Question

Two metal spheres, one of radius $R$ and the other of radius $2R$ respectively have the same surface charge density $\sigma$. They are brought in contact and separated. What will be the new surface charge densities on them ?

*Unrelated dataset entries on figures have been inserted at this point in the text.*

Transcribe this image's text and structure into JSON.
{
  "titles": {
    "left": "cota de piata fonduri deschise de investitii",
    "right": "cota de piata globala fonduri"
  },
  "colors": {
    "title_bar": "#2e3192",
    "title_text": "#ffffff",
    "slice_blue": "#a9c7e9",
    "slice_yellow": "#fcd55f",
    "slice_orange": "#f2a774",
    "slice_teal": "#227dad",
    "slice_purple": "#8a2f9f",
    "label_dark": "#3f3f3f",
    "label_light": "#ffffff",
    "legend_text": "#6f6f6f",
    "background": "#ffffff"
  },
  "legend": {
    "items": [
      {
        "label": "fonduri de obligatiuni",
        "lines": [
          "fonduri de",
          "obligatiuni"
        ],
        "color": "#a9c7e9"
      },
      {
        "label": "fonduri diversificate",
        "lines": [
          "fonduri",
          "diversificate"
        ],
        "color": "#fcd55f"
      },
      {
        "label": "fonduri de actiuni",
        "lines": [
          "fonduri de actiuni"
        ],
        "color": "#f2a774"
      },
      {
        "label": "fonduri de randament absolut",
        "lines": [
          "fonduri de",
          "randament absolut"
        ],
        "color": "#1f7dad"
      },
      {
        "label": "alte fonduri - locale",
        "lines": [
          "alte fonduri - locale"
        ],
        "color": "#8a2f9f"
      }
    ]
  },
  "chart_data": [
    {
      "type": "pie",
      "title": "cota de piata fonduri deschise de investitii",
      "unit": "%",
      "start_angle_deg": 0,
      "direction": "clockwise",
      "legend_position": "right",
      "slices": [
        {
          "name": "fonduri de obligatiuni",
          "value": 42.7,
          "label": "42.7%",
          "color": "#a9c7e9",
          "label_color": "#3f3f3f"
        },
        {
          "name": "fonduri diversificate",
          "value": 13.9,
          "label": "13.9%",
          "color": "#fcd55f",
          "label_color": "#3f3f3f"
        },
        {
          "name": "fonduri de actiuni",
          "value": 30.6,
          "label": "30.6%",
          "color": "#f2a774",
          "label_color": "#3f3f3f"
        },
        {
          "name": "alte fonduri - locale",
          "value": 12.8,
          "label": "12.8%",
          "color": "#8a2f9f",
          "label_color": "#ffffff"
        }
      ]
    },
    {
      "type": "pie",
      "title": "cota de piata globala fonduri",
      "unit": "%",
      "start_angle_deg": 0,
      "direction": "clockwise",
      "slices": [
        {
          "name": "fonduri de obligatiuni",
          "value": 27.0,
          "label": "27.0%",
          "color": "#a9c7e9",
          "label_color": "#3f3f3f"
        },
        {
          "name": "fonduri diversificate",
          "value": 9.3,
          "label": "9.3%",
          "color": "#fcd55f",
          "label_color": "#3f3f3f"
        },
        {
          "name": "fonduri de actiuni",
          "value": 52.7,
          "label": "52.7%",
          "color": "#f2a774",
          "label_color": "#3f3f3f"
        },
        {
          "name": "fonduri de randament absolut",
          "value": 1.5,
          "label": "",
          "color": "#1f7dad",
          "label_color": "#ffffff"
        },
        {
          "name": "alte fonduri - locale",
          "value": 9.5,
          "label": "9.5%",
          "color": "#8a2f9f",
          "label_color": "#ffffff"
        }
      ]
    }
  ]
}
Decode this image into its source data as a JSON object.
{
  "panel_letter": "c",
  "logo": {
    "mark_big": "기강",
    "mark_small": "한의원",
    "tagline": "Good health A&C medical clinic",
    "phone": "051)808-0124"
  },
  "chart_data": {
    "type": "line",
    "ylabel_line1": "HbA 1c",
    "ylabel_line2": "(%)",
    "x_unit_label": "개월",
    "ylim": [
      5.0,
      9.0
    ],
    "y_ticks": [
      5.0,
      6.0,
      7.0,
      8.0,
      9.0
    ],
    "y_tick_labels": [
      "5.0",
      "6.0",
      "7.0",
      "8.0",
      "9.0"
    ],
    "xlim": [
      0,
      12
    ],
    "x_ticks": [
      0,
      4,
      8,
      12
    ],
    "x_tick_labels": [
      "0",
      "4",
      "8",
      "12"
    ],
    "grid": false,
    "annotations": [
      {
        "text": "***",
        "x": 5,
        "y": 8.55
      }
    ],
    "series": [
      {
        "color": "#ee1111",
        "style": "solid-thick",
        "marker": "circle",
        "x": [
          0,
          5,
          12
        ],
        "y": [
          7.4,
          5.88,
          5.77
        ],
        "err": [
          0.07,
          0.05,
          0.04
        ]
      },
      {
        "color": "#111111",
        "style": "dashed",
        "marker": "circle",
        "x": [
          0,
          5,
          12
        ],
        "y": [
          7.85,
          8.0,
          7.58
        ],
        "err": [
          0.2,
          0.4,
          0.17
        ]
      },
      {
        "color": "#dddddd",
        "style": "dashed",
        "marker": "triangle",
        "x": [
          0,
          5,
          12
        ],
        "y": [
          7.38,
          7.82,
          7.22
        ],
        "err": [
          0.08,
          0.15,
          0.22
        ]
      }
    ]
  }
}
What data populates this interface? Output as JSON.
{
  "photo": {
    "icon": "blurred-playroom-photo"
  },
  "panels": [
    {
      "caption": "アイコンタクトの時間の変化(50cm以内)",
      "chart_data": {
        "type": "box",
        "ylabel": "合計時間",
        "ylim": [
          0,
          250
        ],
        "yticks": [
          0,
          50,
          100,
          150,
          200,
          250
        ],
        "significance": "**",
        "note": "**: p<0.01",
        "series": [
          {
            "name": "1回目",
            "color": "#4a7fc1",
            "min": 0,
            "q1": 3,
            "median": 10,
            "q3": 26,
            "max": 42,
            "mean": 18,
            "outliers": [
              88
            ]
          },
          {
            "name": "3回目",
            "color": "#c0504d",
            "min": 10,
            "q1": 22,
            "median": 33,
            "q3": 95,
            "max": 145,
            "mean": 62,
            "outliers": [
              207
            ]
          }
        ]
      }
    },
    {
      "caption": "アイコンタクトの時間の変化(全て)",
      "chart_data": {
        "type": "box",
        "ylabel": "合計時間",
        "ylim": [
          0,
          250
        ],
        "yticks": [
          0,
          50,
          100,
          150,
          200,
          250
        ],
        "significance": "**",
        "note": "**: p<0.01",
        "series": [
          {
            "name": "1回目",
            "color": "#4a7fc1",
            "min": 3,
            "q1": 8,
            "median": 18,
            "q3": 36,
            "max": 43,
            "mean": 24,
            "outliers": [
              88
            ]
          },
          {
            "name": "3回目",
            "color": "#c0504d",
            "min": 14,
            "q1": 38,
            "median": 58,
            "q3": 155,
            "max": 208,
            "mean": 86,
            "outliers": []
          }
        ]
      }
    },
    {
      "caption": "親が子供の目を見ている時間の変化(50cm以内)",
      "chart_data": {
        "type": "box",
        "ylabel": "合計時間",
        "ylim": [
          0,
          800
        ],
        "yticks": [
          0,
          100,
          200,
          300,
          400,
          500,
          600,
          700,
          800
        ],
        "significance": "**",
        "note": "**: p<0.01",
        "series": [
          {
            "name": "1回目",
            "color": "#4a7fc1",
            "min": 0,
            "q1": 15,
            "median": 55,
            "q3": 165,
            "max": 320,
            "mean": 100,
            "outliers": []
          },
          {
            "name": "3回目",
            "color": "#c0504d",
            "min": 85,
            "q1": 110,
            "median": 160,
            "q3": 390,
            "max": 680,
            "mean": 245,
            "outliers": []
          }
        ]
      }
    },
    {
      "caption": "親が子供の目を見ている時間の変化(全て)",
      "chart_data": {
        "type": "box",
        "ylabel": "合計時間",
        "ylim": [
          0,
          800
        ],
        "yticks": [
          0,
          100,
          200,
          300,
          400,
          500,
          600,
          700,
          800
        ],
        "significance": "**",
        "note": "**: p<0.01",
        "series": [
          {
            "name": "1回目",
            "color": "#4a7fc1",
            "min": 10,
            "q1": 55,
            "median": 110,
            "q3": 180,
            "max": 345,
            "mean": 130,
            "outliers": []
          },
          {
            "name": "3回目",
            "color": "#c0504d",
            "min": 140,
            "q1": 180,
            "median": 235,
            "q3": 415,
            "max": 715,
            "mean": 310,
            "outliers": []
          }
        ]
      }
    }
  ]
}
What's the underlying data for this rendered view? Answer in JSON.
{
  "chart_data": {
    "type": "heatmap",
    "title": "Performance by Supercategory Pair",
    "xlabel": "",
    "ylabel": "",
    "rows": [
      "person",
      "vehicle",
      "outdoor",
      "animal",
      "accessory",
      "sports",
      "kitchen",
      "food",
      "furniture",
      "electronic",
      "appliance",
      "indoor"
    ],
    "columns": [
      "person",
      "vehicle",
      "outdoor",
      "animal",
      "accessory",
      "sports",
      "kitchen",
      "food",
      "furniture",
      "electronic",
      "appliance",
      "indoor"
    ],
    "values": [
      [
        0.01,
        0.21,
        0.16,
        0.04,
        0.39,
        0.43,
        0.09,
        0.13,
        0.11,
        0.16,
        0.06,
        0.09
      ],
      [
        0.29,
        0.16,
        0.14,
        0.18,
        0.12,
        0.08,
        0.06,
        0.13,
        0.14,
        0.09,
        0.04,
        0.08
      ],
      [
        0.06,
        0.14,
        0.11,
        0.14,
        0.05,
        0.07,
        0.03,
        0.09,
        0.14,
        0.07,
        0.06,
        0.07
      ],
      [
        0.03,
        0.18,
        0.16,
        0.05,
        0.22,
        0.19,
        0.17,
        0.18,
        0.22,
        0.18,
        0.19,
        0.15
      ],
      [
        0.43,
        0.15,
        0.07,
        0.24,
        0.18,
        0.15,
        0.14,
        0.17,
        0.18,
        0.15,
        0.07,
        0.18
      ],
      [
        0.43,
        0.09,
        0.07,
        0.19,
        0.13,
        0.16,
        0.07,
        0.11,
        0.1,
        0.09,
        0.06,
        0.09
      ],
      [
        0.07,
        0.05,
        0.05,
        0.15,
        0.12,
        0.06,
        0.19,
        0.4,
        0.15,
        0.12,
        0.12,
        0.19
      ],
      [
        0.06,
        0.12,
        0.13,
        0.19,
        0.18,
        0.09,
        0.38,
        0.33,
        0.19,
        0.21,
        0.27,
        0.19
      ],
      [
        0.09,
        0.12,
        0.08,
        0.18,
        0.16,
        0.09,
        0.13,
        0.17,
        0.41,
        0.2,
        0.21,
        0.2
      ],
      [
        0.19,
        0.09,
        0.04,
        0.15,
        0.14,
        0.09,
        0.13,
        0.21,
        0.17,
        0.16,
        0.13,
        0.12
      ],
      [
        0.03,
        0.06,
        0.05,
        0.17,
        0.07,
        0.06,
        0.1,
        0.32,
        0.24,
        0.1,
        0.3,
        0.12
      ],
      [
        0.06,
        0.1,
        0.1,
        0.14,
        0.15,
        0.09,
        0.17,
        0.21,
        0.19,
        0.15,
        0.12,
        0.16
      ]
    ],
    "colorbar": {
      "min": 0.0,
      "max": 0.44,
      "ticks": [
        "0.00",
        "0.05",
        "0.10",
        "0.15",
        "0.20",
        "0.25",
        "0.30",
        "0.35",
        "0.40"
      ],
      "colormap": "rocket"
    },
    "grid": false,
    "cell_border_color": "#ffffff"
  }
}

• A. $\sigma_{1} =\frac{5}{6}\sigma,\quad\sigma_{2} =\frac{5}{2}\sigma$
• B. $\sigma_{1} =\frac{5}{2}\sigma,\quad\sigma_{2} =\frac{5}{6}\sigma$
• C. $\sigma_{1} =\frac{5}{2}\sigma,\quad\sigma_{2} =\frac{5}{3}\sigma$
• D. $\sigma_{1} =\frac{5}{3}\sigma,\quad\sigma_{2} =\frac{5}{6}\sigma$

Answer 1

The Correct Option is D

To solve this problem, we first need to understand what happens when two conducting spheres are brought into contact. When two conductors touch, they share charge until they reach an equilibrium, meaning they will have the same electric potential. Let's go through the steps:

1. Initially, the two spheres have the same surface charge density $\sigma$.
   • The charge on the sphere with radius $R$ is $Q_1 = \sigma \times 4 \pi R^2$.
   • The charge on the sphere with radius $2R$ is $Q_2 = \sigma \times 4 \pi (2R)^2 = \sigma \times 16 \pi R^2$.
2. The total charge after they are brought into contact is conserved: $Q_{\text{total}} = Q_1 + Q_2 = \sigma \times 4 \pi R^2 + \sigma \times 16 \pi R^2 = 20 \pi R^2 \sigma$.
3. After contact, the potential on both spheres must be equal because they are in contact. Thus, they will redistribute the charge such that the potential $V$ on both becomes equal.
4. The potential of a charged sphere $V = \frac{Q}{4 \pi \varepsilon_0 R}$.
5. Let the new charges on the spheres be $Q'_1$ and $Q'_2$ after separation.
6. Since their potentials are equal: \[ \frac{Q'_1}{R} = \frac{Q'_2}{2R} \] Hence, $Q'_1 = \frac{Q'_2}{2}$.
7. Using charge conservation, we have: \[ Q'_1 + Q'_2 = 20 \pi R^2 \sigma \] Substituting $Q'_1 = \frac{Q'_2}{2}$: \[ \frac{Q'_2}{2} + Q'_2 = 20 \pi R^2 \sigma \] \[ \frac{3Q'_2}{2} = 20 \pi R^2 \sigma \] \[ Q'_2 = \frac{40 \pi R^2 \sigma}{3} \]
8. Thus, $Q'_1 = \frac{Q'_2}{2} = \frac{20 \pi R^2 \sigma}{3}$.
9. The new surface charge densities are:
   • \(\sigma'_{1} = \frac{Q'_1}{4 \pi R^2} = \frac{\frac{20 \pi R^2 \sigma}{3}}{4 \pi R^2} = \frac{5}{3}\sigma\)
   • \(\sigma'_{2} = \frac{Q'_2}{4 \pi (2R)^2} = \frac{\frac{40 \pi R^2 \sigma}{3}}{16 \pi R^2} = \frac{5}{6}\sigma\)

Therefore, the new surface charge densities after the spheres are brought in contact and separated are \(\sigma_{1} = \frac{5}{3}\sigma\) for the first sphere, and \(\sigma_{2} = \frac{5}{6}\sigma\) for the second sphere.